Es handelt sich um ein synthetisches Material, das hergestellt wird, indem ein Bündel Glasfasern mit Kunststoff zusammengepresst wird. Im Vergleich zu Holz wird dieses Material von Veränderungen der Umgebung relativ wenig beeinflusst, wodurch es möglich ist, Instrumente jederzeit mit einem gleichmäßigen Klang zu spielen.
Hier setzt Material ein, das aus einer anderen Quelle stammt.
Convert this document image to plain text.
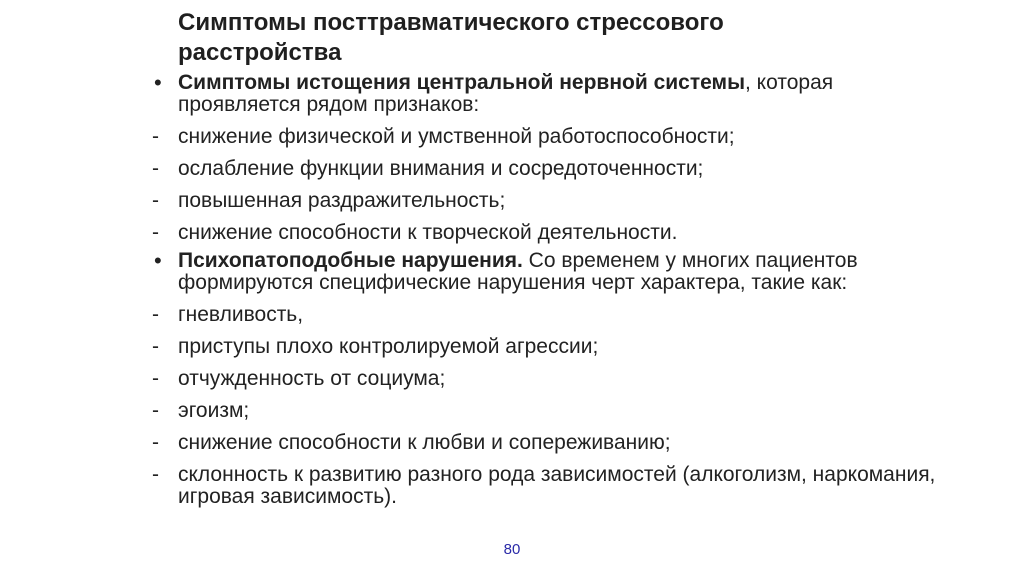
Симптомы посттравматического стрессового расстройства
• Симптомы истощения центральной нервной системы, которая проявляется рядом признаков:
- снижение физической и умственной работоспособности;
- ослабление функции внимания и сосредоточенности;
- повышенная раздражительность;
- снижение способности к творческой деятельности.
• Психопатоподобные нарушения. Со временем у многих пациентов формируются специфические нарушения черт характера, такие как:
- гневливость,
- приступы плохо контролируемой агрессии;
- отчужденность от социума;
- эгоизм;
- снижение способности к любви и сопереживанию;
- склонность к развитию разного рода зависимостей (алкоголизм, наркомания, игровая зависимость).
80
Der häufigste Tonumfang einer Marimba beträgt vier Oktaven. Wenn das Instrument zum Spielen in einer Band eingesetzt wird, werden fast alle Lieder von diesem Intervall abgedeckt. Instrumente, die durch das Hinzufügen von sieben Tönen am tiefen Ende eines Vier-Oktaven-Modells auf viereinhalb Oktaven erweitert wurden, erfüllen den Bedarf an einer Erweiterung des Marimba-Repertoires. Insbesondere sind diese Instrumente in der Rolle des Basses in einem Percussion-Ensemble bedeutend.
Die Fünf-Oktaven-Marimba ist ein Instrument, das fast die gesamte zeitgenössische Musik und für Marimba-Spieler geschriebene Musik abdecken kann. In Musikschulen und in der professionellen Welt ist dieser Tonumfang inzwischen zum Standard geworden.